Rosatom says it has achieved a landmark milestone in construction of the lead-cooled fast neutron Brest-OD-300 reactor at the Siberian Chemical Combine (SCC – part of Rosatom’s TVEL fuel company) in Seversk, Tomsk Region. The steel reactor baseplate weighing 165 tonnes has been installed and workers have also loaded into the reactor shaft the first part of the reactor vessel – the lower tier of the containment.

The containment structure is the outer part of the reactor vessel. It provides retention of heat-insulating concrete, forming an additional localising barrier of protection, which surrounds the boundary of the coolant circuit. On its surface, the temperature should not exceed 60 degrees Celsius, and the radiation background is equal to the natural background.

The Brest fast neutron reactor is part of the pilot demonstration power complex (ODEK – Opitno Demonstratsionovo Energo-Kompleksa), which SCC has been responsible for implementing since 2011 as part of the Breakthrough (Proryv) project intended to demonstrate closed fuel cycle technology. ODEK will also include a module for fabrication and refabrication of nuclear fuel (MFR) and a module for reprocessing irradiated fuel. The 300 MWe Brest reactor will use liquid lead as a coolant.

“We have started installation of the world’s first lead-cooled fast reactor, the fourth generation reactor Brest-OD-300. Unlike traditional light-water VVER thermal reactors, Brest has an integral layout,” said Vadim Lemekhov, Chief Designer of the BREST-OD-300 reactor unit and General Designer of the Breakthrough project team. “Its vessel is not an all-metal structure like the VVER, but a metal-concrete structure with metal cavities to accommodate the primary circuit equipment. The space between the cavities should be gradually filled with concrete filler during construction. In addition, the BREST vessel is larger in size, it can be delivered only in parts, and the final assembly is only possible at the ODEK construction site.”

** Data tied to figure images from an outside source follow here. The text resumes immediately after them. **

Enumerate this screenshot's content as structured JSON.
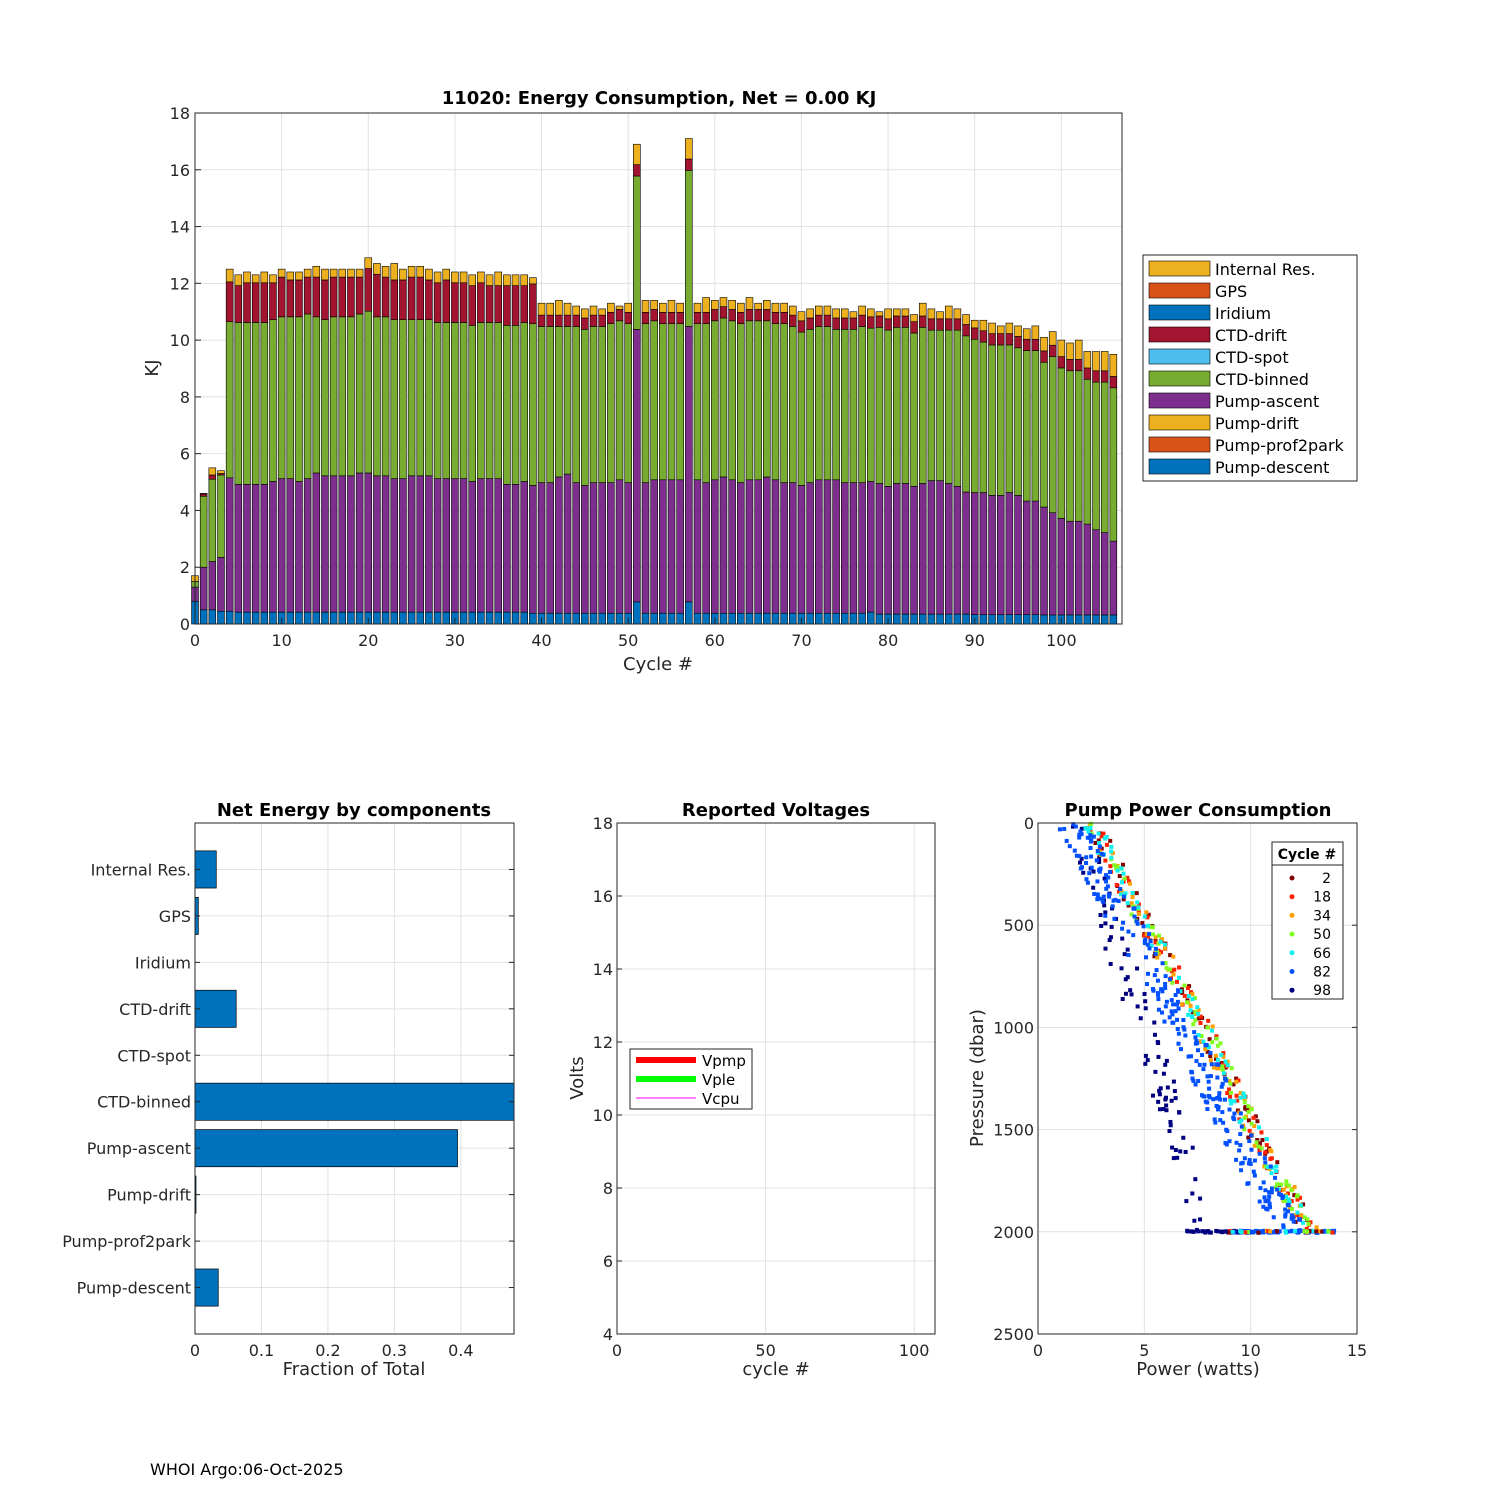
{
  "footer": "WHOI Argo:06-Oct-2025",
  "chart_data": [
    {
      "type": "bar",
      "stacked": true,
      "title": "11020: Energy Consumption,  Net =   0.00 KJ",
      "xlabel": "Cycle #",
      "ylabel": "KJ",
      "xlim": [
        0,
        107
      ],
      "ylim": [
        0,
        18
      ],
      "xticks": [
        0,
        10,
        20,
        30,
        40,
        50,
        60,
        70,
        80,
        90,
        100
      ],
      "yticks": [
        0,
        2,
        4,
        6,
        8,
        10,
        12,
        14,
        16,
        18
      ],
      "legend_position": "outside-right",
      "legend": [
        {
          "name": "Internal Res.",
          "color": "#EDB120"
        },
        {
          "name": "GPS",
          "color": "#D95319"
        },
        {
          "name": "Iridium",
          "color": "#0072BD"
        },
        {
          "name": "CTD-drift",
          "color": "#A2142F"
        },
        {
          "name": "CTD-spot",
          "color": "#4DBEEE"
        },
        {
          "name": "CTD-binned",
          "color": "#77AC30"
        },
        {
          "name": "Pump-ascent",
          "color": "#7E2F8E"
        },
        {
          "name": "Pump-drift",
          "color": "#EDB120"
        },
        {
          "name": "Pump-prof2park",
          "color": "#D95319"
        },
        {
          "name": "Pump-descent",
          "color": "#0072BD"
        }
      ],
      "stack_order": [
        "Pump-descent",
        "Pump-ascent",
        "CTD-binned",
        "CTD-drift",
        "Internal Res."
      ],
      "stack_colors": [
        "#0072BD",
        "#7E2F8E",
        "#77AC30",
        "#A2142F",
        "#EDB120"
      ],
      "cycles": [
        0,
        1,
        2,
        3,
        4,
        5,
        6,
        7,
        8,
        9,
        10,
        11,
        12,
        13,
        14,
        15,
        16,
        17,
        18,
        19,
        20,
        21,
        22,
        23,
        24,
        25,
        26,
        27,
        28,
        29,
        30,
        31,
        32,
        33,
        34,
        35,
        36,
        37,
        38,
        39,
        40,
        41,
        42,
        43,
        44,
        45,
        46,
        47,
        48,
        49,
        50,
        51,
        52,
        53,
        54,
        55,
        56,
        57,
        58,
        59,
        60,
        61,
        62,
        63,
        64,
        65,
        66,
        67,
        68,
        69,
        70,
        71,
        72,
        73,
        74,
        75,
        76,
        77,
        78,
        79,
        80,
        81,
        82,
        83,
        84,
        85,
        86,
        87,
        88,
        89,
        90,
        91,
        92,
        93,
        94,
        95,
        96,
        97,
        98,
        99,
        100,
        101,
        102,
        103,
        104,
        105,
        106
      ],
      "totals": [
        1.7,
        4.6,
        5.5,
        5.4,
        12.5,
        12.3,
        12.4,
        12.3,
        12.4,
        12.3,
        12.5,
        12.4,
        12.4,
        12.5,
        12.6,
        12.5,
        12.5,
        12.5,
        12.5,
        12.5,
        12.9,
        12.7,
        12.6,
        12.7,
        12.5,
        12.6,
        12.6,
        12.5,
        12.4,
        12.5,
        12.4,
        12.4,
        12.3,
        12.4,
        12.3,
        12.4,
        12.3,
        12.3,
        12.3,
        12.2,
        11.3,
        11.3,
        11.4,
        11.3,
        11.2,
        11.1,
        11.2,
        11.1,
        11.3,
        11.2,
        11.3,
        16.9,
        11.4,
        11.4,
        11.3,
        11.4,
        11.3,
        17.1,
        11.3,
        11.5,
        11.4,
        11.5,
        11.4,
        11.3,
        11.5,
        11.3,
        11.4,
        11.3,
        11.3,
        11.2,
        11.0,
        11.1,
        11.2,
        11.2,
        11.1,
        11.1,
        11.0,
        11.2,
        11.1,
        11.0,
        11.1,
        11.1,
        11.1,
        10.9,
        11.3,
        11.1,
        11.0,
        11.2,
        11.1,
        10.9,
        10.7,
        10.7,
        10.6,
        10.5,
        10.6,
        10.5,
        10.4,
        10.5,
        10.1,
        10.3,
        10.0,
        9.9,
        10.0,
        9.6,
        9.6,
        9.6,
        9.5
      ],
      "pump_descent": [
        0.8,
        0.5,
        0.5,
        0.45,
        0.45,
        0.42,
        0.42,
        0.42,
        0.42,
        0.42,
        0.42,
        0.42,
        0.42,
        0.42,
        0.42,
        0.42,
        0.42,
        0.42,
        0.42,
        0.42,
        0.42,
        0.42,
        0.42,
        0.42,
        0.42,
        0.42,
        0.42,
        0.42,
        0.42,
        0.42,
        0.42,
        0.42,
        0.42,
        0.42,
        0.42,
        0.42,
        0.42,
        0.42,
        0.42,
        0.38,
        0.38,
        0.38,
        0.38,
        0.38,
        0.38,
        0.38,
        0.38,
        0.38,
        0.38,
        0.38,
        0.38,
        0.78,
        0.38,
        0.38,
        0.38,
        0.38,
        0.38,
        0.78,
        0.38,
        0.38,
        0.38,
        0.38,
        0.38,
        0.38,
        0.38,
        0.38,
        0.38,
        0.38,
        0.38,
        0.38,
        0.38,
        0.38,
        0.38,
        0.38,
        0.38,
        0.38,
        0.38,
        0.38,
        0.42,
        0.35,
        0.35,
        0.35,
        0.35,
        0.35,
        0.35,
        0.35,
        0.35,
        0.35,
        0.35,
        0.35,
        0.33,
        0.33,
        0.33,
        0.33,
        0.33,
        0.33,
        0.33,
        0.33,
        0.32,
        0.32,
        0.32,
        0.32,
        0.32,
        0.32,
        0.32,
        0.32,
        0.32
      ],
      "pump_ascent": [
        0.5,
        1.5,
        1.7,
        1.9,
        4.7,
        4.5,
        4.5,
        4.5,
        4.5,
        4.6,
        4.7,
        4.7,
        4.6,
        4.7,
        4.9,
        4.8,
        4.8,
        4.8,
        4.8,
        4.9,
        4.9,
        4.8,
        4.8,
        4.7,
        4.7,
        4.8,
        4.8,
        4.8,
        4.7,
        4.7,
        4.7,
        4.7,
        4.6,
        4.7,
        4.7,
        4.7,
        4.5,
        4.5,
        4.6,
        4.5,
        4.6,
        4.6,
        4.8,
        4.9,
        4.6,
        4.5,
        4.6,
        4.6,
        4.6,
        4.7,
        4.6,
        9.6,
        4.6,
        4.7,
        4.7,
        4.7,
        4.7,
        9.7,
        4.7,
        4.6,
        4.7,
        4.8,
        4.7,
        4.6,
        4.7,
        4.7,
        4.8,
        4.7,
        4.6,
        4.6,
        4.5,
        4.6,
        4.7,
        4.7,
        4.7,
        4.6,
        4.6,
        4.6,
        4.6,
        4.6,
        4.5,
        4.6,
        4.6,
        4.5,
        4.6,
        4.7,
        4.7,
        4.6,
        4.5,
        4.3,
        4.3,
        4.3,
        4.2,
        4.2,
        4.3,
        4.2,
        4.0,
        4.0,
        3.8,
        3.6,
        3.4,
        3.3,
        3.3,
        3.2,
        3.0,
        2.9,
        2.6
      ],
      "ctd_binned": [
        0.2,
        2.5,
        2.9,
        2.9,
        5.5,
        5.7,
        5.7,
        5.7,
        5.7,
        5.7,
        5.7,
        5.7,
        5.8,
        5.8,
        5.5,
        5.5,
        5.6,
        5.6,
        5.6,
        5.6,
        5.7,
        5.6,
        5.6,
        5.6,
        5.6,
        5.5,
        5.5,
        5.5,
        5.5,
        5.5,
        5.5,
        5.5,
        5.5,
        5.5,
        5.5,
        5.5,
        5.6,
        5.6,
        5.6,
        5.7,
        5.5,
        5.5,
        5.3,
        5.2,
        5.5,
        5.5,
        5.5,
        5.5,
        5.6,
        5.6,
        5.6,
        5.4,
        5.6,
        5.6,
        5.5,
        5.5,
        5.5,
        5.5,
        5.5,
        5.6,
        5.6,
        5.6,
        5.6,
        5.6,
        5.6,
        5.6,
        5.5,
        5.5,
        5.6,
        5.5,
        5.4,
        5.4,
        5.4,
        5.4,
        5.3,
        5.4,
        5.4,
        5.5,
        5.4,
        5.5,
        5.5,
        5.5,
        5.5,
        5.4,
        5.5,
        5.3,
        5.3,
        5.4,
        5.5,
        5.5,
        5.4,
        5.3,
        5.3,
        5.3,
        5.2,
        5.2,
        5.3,
        5.3,
        5.1,
        5.5,
        5.3,
        5.3,
        5.3,
        5.1,
        5.2,
        5.3,
        5.4
      ],
      "ctd_drift": [
        0.0,
        0.08,
        0.15,
        0.05,
        1.4,
        1.3,
        1.4,
        1.4,
        1.4,
        1.3,
        1.4,
        1.3,
        1.3,
        1.3,
        1.4,
        1.4,
        1.4,
        1.4,
        1.4,
        1.3,
        1.5,
        1.5,
        1.4,
        1.4,
        1.4,
        1.5,
        1.5,
        1.4,
        1.4,
        1.5,
        1.4,
        1.4,
        1.4,
        1.4,
        1.3,
        1.3,
        1.4,
        1.4,
        1.3,
        1.4,
        0.4,
        0.4,
        0.4,
        0.4,
        0.4,
        0.4,
        0.4,
        0.4,
        0.4,
        0.4,
        0.4,
        0.4,
        0.4,
        0.4,
        0.4,
        0.4,
        0.4,
        0.4,
        0.4,
        0.4,
        0.4,
        0.4,
        0.4,
        0.4,
        0.4,
        0.4,
        0.4,
        0.4,
        0.4,
        0.4,
        0.4,
        0.4,
        0.4,
        0.4,
        0.4,
        0.4,
        0.4,
        0.4,
        0.4,
        0.4,
        0.4,
        0.4,
        0.4,
        0.4,
        0.4,
        0.4,
        0.4,
        0.4,
        0.4,
        0.4,
        0.4,
        0.4,
        0.4,
        0.4,
        0.4,
        0.4,
        0.4,
        0.4,
        0.4,
        0.4,
        0.4,
        0.4,
        0.4,
        0.4,
        0.4,
        0.4,
        0.4
      ]
    },
    {
      "type": "bar",
      "orientation": "horizontal",
      "title": "Net Energy by components",
      "xlabel": "Fraction of Total",
      "xlim": [
        0,
        0.48
      ],
      "xticks": [
        0,
        0.1,
        0.2,
        0.3,
        0.4
      ],
      "xtick_labels": [
        "0",
        "0.1",
        "0.2",
        "0.3",
        "0.4"
      ],
      "categories": [
        "Internal Res.",
        "GPS",
        "Iridium",
        "CTD-drift",
        "CTD-spot",
        "CTD-binned",
        "Pump-ascent",
        "Pump-drift",
        "Pump-prof2park",
        "Pump-descent"
      ],
      "values": [
        0.032,
        0.005,
        0.0,
        0.062,
        0.0,
        0.48,
        0.395,
        0.001,
        0.0,
        0.035
      ],
      "color": "#0072BD"
    },
    {
      "type": "line",
      "title": "Reported Voltages",
      "xlabel": "cycle #",
      "ylabel": "Volts",
      "xlim": [
        0,
        107
      ],
      "ylim": [
        4,
        18
      ],
      "xticks": [
        0,
        50,
        100
      ],
      "yticks": [
        4,
        6,
        8,
        10,
        12,
        14,
        16,
        18
      ],
      "legend_position": "middle-left",
      "series": [
        {
          "name": "Vpmp",
          "color": "#FF0000",
          "values": []
        },
        {
          "name": "Vple",
          "color": "#00FF00",
          "values": []
        },
        {
          "name": "Vcpu",
          "color": "#FF00FF",
          "values": []
        }
      ]
    },
    {
      "type": "scatter",
      "title": "Pump Power Consumption",
      "xlabel": "Power (watts)",
      "ylabel": "Pressure (dbar)",
      "xlim": [
        0,
        15
      ],
      "ylim": [
        0,
        2500
      ],
      "y_reversed": true,
      "xticks": [
        0,
        5,
        10,
        15
      ],
      "yticks": [
        0,
        500,
        1000,
        1500,
        2000,
        2500
      ],
      "legend_title": "Cycle #",
      "legend_position": "top-right",
      "series": [
        {
          "name": "2",
          "color": "#800000"
        },
        {
          "name": "18",
          "color": "#FF2000"
        },
        {
          "name": "34",
          "color": "#FFA000"
        },
        {
          "name": "50",
          "color": "#80FF20"
        },
        {
          "name": "66",
          "color": "#10F0F0"
        },
        {
          "name": "82",
          "color": "#0050FF"
        },
        {
          "name": "98",
          "color": "#000080"
        }
      ],
      "trend": {
        "pressure": [
          0,
          500,
          1000,
          1500,
          2000
        ],
        "power_main": [
          2.2,
          4.8,
          7.5,
          9.8,
          12.5
        ],
        "power_low": [
          1.8,
          3.4,
          5.0,
          6.5,
          7.5
        ]
      }
    }
  ]
}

The ODEK project will demonstrate the industrial implementation of a closed nuclear fuel cycle based on fast neutron reactors. Fast reactors can produce more fuel than they use and can also be used to burn highly radioactive minor actinides, which remain after conventional reprocessing. The specially developed dense uranium-plutonium nitride (MNUP) fuel produced at the MFR will be reprocessed, recycled and reused at the site.